PICASso Talk -- Erich Schmidt

News Body

September 26, 2005

TITLE: Scalability and Relevance in an Internet-scale Persistent Search System

SPEAKER; Erich R. Schmidt

TIME: Seminar begins at 12:30 p.m. (lunch provided ~12:20)

LOCATION: Room 302, Computer Science, Princeton University

ABSTRACT: Current persistent search systems come in two flavors: (1) single- or multi- source, email/RSS notifiers (e.g. New York Times, Pubsub.com, Google News Alerts), which provide fresh publications but cover a limited publication base; (2) persistent queries on traditional search engines (e.g. Google Web Alerts), which are limited by the search engines’ low refresh rates. Besides coverage and freshness, a very important issue in persistent search systems is the quality and relevance of results; existing citation-based authority methods (e.g. PageRank) are strongly biased against new pages, and hence are not well suited to persistent search.

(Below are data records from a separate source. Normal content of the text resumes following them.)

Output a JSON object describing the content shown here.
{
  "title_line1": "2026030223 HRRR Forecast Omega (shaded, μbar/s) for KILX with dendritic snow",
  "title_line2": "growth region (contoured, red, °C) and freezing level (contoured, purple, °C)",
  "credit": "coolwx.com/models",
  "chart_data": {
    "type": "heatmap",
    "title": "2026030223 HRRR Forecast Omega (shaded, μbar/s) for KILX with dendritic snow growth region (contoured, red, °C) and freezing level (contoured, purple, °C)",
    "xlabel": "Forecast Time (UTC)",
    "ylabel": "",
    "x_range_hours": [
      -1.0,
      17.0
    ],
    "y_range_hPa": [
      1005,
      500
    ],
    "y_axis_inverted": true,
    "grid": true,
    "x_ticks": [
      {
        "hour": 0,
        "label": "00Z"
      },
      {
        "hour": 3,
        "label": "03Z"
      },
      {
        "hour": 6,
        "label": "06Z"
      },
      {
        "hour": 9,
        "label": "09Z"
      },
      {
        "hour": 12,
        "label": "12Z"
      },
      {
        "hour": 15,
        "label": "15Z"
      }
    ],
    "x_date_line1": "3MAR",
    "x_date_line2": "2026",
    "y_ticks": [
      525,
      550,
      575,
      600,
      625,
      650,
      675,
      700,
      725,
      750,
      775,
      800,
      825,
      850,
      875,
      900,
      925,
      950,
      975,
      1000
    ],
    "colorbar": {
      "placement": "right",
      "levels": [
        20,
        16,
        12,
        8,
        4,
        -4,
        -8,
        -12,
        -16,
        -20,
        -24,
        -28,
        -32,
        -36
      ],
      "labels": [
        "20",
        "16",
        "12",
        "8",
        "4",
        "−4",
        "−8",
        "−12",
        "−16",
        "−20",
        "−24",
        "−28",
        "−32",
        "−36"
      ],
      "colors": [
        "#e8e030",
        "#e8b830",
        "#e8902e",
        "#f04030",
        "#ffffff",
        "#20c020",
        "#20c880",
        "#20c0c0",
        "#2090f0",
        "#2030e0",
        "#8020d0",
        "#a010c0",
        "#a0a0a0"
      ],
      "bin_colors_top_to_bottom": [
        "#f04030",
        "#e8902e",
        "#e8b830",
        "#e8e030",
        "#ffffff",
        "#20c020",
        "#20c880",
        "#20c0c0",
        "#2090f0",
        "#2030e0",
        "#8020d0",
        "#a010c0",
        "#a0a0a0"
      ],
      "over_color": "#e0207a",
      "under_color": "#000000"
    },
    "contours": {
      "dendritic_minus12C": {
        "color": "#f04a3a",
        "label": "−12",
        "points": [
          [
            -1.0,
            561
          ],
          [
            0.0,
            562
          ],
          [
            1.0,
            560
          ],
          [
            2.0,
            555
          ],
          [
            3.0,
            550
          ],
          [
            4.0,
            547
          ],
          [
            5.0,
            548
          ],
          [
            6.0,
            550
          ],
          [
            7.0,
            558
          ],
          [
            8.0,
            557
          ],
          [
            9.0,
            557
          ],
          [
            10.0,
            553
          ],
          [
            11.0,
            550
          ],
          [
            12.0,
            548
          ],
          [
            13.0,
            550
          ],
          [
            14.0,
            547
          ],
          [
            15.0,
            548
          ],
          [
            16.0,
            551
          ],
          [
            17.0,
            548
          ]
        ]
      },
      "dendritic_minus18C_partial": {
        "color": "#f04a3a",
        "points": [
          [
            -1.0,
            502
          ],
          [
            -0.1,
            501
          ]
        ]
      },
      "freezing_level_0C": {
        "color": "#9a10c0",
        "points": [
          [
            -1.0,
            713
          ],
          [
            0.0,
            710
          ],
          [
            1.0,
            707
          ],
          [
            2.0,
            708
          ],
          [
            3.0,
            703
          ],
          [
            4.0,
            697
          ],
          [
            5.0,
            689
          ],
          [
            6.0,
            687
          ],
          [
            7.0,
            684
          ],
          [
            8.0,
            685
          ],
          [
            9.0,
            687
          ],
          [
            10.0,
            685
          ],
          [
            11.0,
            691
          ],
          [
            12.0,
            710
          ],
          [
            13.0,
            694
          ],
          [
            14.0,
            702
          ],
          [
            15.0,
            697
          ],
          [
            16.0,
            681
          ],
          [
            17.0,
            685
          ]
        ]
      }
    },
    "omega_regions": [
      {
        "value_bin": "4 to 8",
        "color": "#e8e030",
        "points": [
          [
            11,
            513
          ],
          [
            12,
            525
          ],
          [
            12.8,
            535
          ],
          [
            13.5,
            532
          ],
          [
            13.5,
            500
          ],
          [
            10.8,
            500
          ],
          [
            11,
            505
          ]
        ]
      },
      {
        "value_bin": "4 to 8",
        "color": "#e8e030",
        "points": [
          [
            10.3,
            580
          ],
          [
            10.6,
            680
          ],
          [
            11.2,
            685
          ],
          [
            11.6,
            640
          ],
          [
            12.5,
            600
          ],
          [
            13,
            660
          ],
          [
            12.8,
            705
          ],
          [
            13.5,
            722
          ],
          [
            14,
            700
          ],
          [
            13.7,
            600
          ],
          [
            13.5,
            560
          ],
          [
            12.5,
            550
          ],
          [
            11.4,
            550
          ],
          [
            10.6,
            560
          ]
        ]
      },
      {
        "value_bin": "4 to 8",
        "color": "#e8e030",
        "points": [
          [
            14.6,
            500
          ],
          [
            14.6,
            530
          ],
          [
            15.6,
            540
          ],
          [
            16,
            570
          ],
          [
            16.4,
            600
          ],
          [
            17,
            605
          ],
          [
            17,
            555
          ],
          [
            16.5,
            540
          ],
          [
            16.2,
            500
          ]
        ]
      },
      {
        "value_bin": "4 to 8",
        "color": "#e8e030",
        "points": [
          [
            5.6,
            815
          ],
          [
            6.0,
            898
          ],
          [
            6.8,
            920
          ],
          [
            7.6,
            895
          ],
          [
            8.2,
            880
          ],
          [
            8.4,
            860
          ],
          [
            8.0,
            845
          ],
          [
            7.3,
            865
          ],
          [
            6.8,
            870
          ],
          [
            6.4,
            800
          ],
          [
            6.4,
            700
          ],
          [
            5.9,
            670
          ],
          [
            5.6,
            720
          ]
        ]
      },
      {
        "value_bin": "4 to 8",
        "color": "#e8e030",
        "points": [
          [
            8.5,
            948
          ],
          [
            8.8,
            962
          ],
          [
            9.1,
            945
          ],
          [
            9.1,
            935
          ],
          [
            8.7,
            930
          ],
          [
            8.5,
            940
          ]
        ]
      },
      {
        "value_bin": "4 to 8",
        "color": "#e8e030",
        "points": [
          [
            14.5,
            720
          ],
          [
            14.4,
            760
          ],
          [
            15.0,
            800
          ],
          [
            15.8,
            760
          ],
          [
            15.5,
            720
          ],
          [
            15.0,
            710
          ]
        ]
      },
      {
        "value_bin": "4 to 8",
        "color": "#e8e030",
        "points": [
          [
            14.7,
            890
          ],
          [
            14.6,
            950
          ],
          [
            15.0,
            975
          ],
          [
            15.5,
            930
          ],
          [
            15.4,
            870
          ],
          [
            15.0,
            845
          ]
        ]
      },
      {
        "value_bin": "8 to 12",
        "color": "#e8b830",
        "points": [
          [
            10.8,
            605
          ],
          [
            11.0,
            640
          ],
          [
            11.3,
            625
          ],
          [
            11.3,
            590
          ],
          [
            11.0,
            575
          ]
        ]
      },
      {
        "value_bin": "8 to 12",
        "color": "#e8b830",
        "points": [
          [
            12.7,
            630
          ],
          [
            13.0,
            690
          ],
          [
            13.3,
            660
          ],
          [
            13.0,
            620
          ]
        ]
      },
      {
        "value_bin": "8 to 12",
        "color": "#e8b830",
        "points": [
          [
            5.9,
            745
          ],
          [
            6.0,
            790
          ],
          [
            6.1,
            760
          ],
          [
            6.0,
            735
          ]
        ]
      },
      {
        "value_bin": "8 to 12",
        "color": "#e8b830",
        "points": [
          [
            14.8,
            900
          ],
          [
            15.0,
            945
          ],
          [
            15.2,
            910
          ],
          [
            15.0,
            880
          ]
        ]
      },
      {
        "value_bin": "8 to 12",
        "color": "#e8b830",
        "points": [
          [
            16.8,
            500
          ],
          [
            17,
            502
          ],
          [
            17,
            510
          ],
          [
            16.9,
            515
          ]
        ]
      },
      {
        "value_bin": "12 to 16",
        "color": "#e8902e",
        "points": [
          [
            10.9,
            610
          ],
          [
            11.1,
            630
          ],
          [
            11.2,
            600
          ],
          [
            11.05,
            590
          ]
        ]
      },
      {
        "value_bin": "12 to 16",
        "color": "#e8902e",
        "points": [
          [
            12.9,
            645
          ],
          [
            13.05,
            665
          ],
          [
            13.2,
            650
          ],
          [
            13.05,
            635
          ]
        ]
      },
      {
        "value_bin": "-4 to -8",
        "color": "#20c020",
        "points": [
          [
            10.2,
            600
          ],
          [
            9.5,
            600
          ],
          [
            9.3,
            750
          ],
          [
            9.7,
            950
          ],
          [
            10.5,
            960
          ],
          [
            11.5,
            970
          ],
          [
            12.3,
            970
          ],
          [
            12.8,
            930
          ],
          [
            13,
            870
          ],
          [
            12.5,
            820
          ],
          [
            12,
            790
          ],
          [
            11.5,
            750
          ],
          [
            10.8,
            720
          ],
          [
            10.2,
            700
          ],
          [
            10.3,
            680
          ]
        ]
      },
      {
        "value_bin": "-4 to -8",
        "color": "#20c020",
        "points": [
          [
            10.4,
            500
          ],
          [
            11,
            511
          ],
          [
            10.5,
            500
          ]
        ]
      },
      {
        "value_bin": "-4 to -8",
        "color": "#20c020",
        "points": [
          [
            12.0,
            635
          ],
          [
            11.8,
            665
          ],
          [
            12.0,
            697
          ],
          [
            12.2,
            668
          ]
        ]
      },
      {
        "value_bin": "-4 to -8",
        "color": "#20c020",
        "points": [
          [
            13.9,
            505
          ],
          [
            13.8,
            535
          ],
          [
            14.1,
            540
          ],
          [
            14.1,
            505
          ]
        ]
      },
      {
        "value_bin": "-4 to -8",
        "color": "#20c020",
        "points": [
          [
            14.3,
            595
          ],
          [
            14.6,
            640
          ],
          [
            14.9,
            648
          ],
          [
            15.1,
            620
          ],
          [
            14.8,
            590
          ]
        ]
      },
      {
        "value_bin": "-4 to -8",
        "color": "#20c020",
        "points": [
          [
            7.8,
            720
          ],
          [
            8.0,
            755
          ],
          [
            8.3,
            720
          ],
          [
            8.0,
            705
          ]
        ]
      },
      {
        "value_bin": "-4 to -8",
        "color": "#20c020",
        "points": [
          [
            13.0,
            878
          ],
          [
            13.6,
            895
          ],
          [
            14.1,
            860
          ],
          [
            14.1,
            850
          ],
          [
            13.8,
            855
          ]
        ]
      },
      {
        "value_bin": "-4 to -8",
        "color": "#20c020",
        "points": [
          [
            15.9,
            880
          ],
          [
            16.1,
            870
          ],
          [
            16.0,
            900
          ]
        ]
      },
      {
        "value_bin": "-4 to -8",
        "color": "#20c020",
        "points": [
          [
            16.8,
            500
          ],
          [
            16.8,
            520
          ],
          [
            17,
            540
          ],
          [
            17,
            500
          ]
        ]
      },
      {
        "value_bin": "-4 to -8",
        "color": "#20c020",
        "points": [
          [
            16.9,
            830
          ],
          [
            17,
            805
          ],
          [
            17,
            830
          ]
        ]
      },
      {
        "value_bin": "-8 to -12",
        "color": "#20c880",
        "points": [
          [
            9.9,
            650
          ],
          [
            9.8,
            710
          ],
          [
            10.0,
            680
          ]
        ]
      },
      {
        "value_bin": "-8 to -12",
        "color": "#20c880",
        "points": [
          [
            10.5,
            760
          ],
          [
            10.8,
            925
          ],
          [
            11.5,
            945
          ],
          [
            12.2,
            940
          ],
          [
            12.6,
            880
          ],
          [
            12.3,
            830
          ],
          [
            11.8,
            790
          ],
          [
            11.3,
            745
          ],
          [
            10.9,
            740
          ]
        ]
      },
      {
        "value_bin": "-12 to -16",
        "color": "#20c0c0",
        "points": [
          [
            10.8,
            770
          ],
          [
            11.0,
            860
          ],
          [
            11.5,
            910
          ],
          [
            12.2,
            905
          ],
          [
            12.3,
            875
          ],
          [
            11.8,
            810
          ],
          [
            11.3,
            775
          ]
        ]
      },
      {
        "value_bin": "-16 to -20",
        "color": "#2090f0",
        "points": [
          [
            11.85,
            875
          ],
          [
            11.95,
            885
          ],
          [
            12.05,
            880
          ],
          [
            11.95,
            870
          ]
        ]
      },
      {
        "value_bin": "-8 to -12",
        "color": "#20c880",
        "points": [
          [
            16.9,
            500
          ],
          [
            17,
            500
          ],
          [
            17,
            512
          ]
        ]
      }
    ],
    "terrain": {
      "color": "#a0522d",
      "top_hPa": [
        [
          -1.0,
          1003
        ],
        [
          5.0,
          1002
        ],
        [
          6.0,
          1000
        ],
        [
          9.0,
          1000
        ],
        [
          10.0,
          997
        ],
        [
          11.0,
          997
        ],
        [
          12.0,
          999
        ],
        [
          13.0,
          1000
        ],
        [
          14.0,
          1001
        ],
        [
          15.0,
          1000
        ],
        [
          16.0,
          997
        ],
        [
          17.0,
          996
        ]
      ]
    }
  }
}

To address coverage and freshness, we propose Distributed Persistent Search, a new architecture based on a distributed publish-subscribe framework that achieves linear improvement in publication processing and notification routing, as a function of the number of servers used. To address citation-based authority for persistent search, we propose SiteRank, a new ranking mechanism that handles new publications well and also dramatically reduces the communication and computation costs.